Her concern is echoed in the literature with a 2025 review noting that AI models face significant implementation challenges including risks of algorithmic bias and inconsistent performance and emphasized that transitioning AI from experimental use to routine, scalable practice requires robust governance and continuous human oversight.2
"The cat is out of the bag," Rubino acknowledged, "and it's moving. There is no slowing that down."
Building the Guardrails: URAC's AI Accreditation
Heather Bonome, PharmD, director of pharmacy at URAC, explained why the organization felt compelled to act when federal regulation stalled. URAC, which has been accrediting health care organizations for 35 years, launched its Health Care AI Accreditation Program in September 2025, marking the first of its kind.
"There's a real need for national, flexible, adaptable standards as to how to manage AI in health care," Bonome said. "And that lends itself to accreditation really well."

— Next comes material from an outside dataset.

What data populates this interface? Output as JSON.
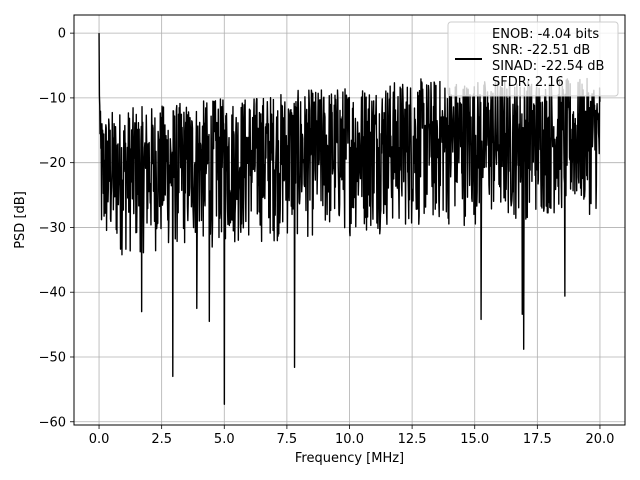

The program is modular and covers two distinct tracks. A developer module addresses how AI systems are designed, trained, tested, and monitored. A user module focuses on how health care organizations implement and govern the AI tools they deploy. Many organizations applying for accreditation are seeking both. Critically, Bonome emphasized, the program does not require organizations to share source code or trade secrets.
"This is not a certification of your technical code," she said. "This is an accreditation of the principles and the quality principles employed as you're building, deploying, and maintaining your systems."
Disclosures for who needs to know when AI is involved in a clinical or administrative decision, and at what level, are a key element of the framework. Postdeployment monitoring requirements address the risk of model drift and false findings.
Bonome noted that the standards will likely be revised within a year or two as URAC gains real-world insight from organizations going through the review process. "We're going to have our first organizations achieve AI accreditation in the next month or two," she said. "I think that's really exciting."
URAC's standards and a related white paper are available free of charge on the organization's website.
Advice From the Panel
The session's final segment turned toward practical guidance. Wasik urged every attendee to examine whether their organization actually has an AI governance policy and to recognize that it cannot simply be an extension of the existing IT policy.
Rubino directed her advice toward engagement with the policy process itself. "The rules are being written by folks, some of [whom] know very little about the technology and don't know where it's going and don't know how it plays out on the ground—but you do," she told the audience. "Find out when that policy is next up for renewal and put in suggestions. Let's stop driving the car by looking in the rearview mirror and [instead] start looking through the windshield."
Griffin closed the session by revisiting the importance of trust in this conversation. "Think about any AI tool you're going to use in the delivery of care as though it has to go through credentialing to earn your trust, so that you can share it with the people that you care for in your communities."